5 декабря 1920 года глава ВЧК Феликс Дзержинский разослал в губернии приказ ЧК с грифом «Совершенно секретно». В нем «палач русского народа» требовал от своих подручных «устраивать фиктивные белогвардейские организации в целях быстрейшего выяснения иностранной агентуры…». Жизнь человека с этого момента обесценилась до нуля. Достаточно было желания органов, и «белогвардейцем» мог стать любой. Охотой на русских писателей и их уничтожением занимался один из самых циничных чекистов Яков Агранов. Его грязный след прослеживается в подготовке убийств многих русских поэтов. В книге Станислава и Сергея Куняевых «Сергей Есенин» читаем: «…речь идет о поэте Лазаре Бермане — бывшем секретаре „Голоса жизни“… Кто же такой Лазарь Берман?.. После 1917 года он становится секретным сотрудником ВЧК-ОГПУ. В огромной мере — Берман давал показания как „связник“ между ним и „организацией“… Таганцева. Есть сведения, что в этих же показаниях он назвал имена Есенина и Маяковского как участников заговора. Если же мы вспомним, что „гумилёвское“ дело вел будущий близкий друг Маяковского Яша Агранов, то картина становится еще интереснее…»

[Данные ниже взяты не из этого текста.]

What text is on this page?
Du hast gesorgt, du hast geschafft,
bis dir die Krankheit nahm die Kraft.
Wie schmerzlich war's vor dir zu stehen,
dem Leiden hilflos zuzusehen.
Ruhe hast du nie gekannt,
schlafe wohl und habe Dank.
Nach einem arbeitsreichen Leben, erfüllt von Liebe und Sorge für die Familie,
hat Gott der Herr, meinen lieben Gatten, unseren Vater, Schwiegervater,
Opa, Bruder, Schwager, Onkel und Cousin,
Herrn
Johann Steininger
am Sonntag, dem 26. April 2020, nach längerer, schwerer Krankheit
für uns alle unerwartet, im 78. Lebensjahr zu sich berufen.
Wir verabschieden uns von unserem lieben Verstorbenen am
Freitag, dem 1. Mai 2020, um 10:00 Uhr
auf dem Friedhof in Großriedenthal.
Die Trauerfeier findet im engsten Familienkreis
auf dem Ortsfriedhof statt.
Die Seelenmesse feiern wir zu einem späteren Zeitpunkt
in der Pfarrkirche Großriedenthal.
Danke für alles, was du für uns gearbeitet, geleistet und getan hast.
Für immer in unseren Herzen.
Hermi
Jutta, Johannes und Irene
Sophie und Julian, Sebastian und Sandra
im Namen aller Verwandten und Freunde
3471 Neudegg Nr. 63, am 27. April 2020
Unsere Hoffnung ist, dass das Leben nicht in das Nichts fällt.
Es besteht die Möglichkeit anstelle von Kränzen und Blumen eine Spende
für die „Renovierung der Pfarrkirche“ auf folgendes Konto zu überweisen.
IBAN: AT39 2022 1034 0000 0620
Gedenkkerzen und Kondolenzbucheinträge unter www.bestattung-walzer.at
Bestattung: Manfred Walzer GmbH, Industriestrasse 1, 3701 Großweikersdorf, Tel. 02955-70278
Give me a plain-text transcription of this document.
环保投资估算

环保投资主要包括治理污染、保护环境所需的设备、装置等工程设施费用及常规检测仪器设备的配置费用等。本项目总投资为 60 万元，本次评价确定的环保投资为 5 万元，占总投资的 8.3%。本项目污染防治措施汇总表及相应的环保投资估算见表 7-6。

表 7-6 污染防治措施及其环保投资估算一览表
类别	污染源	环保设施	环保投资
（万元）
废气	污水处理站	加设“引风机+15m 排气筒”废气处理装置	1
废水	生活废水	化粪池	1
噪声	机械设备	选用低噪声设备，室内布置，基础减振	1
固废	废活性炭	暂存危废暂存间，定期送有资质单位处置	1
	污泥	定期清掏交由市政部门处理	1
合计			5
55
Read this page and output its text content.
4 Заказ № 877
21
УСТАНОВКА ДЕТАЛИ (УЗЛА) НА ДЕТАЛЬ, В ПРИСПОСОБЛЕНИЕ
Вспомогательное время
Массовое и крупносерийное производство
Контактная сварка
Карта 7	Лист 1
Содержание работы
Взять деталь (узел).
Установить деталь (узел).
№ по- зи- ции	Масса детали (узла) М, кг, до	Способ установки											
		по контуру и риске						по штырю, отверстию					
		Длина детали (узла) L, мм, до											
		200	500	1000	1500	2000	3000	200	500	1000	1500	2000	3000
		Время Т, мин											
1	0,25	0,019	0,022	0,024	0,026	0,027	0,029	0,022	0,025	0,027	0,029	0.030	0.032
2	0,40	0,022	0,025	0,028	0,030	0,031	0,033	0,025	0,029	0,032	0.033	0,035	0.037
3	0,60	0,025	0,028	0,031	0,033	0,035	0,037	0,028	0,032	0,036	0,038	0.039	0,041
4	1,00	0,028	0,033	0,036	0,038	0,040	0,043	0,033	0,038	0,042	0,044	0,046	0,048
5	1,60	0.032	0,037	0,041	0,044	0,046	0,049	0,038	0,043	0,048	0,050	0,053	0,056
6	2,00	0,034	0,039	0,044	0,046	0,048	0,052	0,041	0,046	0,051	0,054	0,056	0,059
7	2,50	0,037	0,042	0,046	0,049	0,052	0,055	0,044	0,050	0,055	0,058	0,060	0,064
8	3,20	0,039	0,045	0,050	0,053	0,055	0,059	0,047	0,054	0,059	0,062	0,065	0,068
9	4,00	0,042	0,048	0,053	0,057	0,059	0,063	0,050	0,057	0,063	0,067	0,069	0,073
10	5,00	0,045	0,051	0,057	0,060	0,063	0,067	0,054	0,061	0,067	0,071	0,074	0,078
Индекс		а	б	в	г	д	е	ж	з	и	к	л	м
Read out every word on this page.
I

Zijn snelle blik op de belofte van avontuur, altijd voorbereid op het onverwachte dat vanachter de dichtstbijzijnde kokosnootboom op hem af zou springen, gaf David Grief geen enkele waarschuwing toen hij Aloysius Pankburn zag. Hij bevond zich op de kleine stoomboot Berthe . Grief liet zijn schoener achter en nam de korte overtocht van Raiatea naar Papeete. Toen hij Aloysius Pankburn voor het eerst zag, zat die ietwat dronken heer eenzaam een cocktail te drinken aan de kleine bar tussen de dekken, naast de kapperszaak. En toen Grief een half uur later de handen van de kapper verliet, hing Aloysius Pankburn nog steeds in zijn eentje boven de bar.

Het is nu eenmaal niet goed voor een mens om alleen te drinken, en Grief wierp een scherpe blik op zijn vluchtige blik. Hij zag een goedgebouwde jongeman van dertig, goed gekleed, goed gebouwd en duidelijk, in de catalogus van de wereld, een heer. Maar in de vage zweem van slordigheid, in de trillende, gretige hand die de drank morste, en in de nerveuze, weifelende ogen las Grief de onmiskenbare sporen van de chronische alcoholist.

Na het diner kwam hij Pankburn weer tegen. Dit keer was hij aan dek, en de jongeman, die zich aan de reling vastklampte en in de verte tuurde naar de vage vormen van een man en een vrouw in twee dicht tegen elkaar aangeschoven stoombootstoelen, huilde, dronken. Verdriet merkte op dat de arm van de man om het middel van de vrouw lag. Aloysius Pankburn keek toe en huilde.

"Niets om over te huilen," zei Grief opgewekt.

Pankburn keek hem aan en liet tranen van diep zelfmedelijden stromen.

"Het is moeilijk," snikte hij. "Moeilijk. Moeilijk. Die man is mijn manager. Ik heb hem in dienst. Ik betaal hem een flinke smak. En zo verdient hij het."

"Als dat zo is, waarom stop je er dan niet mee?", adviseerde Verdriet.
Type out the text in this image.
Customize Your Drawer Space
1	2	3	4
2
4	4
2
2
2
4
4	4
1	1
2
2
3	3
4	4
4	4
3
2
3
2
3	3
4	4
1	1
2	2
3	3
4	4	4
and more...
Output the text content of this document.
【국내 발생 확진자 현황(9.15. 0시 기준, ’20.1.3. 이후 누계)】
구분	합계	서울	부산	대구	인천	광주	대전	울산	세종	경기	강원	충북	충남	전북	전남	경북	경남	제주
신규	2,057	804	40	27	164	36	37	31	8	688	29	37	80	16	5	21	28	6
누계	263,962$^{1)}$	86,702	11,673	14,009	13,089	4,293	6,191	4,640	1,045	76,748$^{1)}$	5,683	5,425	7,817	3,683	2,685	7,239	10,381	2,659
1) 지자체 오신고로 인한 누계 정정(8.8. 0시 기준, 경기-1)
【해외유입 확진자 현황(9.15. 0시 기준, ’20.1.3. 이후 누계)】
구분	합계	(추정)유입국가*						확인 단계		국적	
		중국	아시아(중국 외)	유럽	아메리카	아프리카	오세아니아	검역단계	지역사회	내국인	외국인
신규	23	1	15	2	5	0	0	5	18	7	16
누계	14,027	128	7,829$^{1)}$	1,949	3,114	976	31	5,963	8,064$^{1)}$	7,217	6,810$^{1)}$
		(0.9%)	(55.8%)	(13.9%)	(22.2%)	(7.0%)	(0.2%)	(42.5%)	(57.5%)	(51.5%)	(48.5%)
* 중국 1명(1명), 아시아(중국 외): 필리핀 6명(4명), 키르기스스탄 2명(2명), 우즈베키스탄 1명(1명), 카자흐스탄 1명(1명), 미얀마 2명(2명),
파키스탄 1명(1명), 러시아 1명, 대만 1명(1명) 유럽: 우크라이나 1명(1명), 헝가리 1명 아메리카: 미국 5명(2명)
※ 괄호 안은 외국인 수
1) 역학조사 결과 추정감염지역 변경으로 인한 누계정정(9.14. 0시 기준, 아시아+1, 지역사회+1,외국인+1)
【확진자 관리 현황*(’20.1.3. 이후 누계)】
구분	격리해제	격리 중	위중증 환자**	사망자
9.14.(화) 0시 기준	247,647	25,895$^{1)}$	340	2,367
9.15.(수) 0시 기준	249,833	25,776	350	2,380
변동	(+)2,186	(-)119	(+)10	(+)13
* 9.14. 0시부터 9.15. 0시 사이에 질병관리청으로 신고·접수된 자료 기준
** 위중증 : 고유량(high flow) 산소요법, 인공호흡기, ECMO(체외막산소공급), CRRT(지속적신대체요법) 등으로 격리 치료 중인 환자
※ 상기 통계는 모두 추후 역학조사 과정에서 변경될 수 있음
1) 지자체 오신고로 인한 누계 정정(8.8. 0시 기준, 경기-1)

Травля Гумилёва началась уже в 1918 году. Так, еще 7 декабря 1918 года в первом номере газеты «Искусство коммуны» была опубликована статья «Попытка реставрации» будущего мужа Ахматовой Николая Пунина, подвизавшегося на должности заместителя народного комиссара просвещения РСФСР. В этой статье он писал: «…Признаюсь, я лично чувствовал себя бодрым и светлым в течение всего этого года отчасти потому, что перестали писать или, по крайней мере, печататься некоторые „критики“ и читаться некоторые поэты (Гумилёв, например). И вдруг я встречаюсь с ним снова в „советских кругах“… этому воскрешению я в конечном итоге не удивлен. Для меня это одно из бесчисленных проявлений неусыпной реакции, которая то там, то здесь нет-нет да и подымет свою битую голову».
Выходец из Царского Села, Николай Пунин оказался мелким и завистливым человеком и опустился до политического доноса. Господь отплатил ему той же монетой — этот искусствовед умрет в сталинских концлагерях.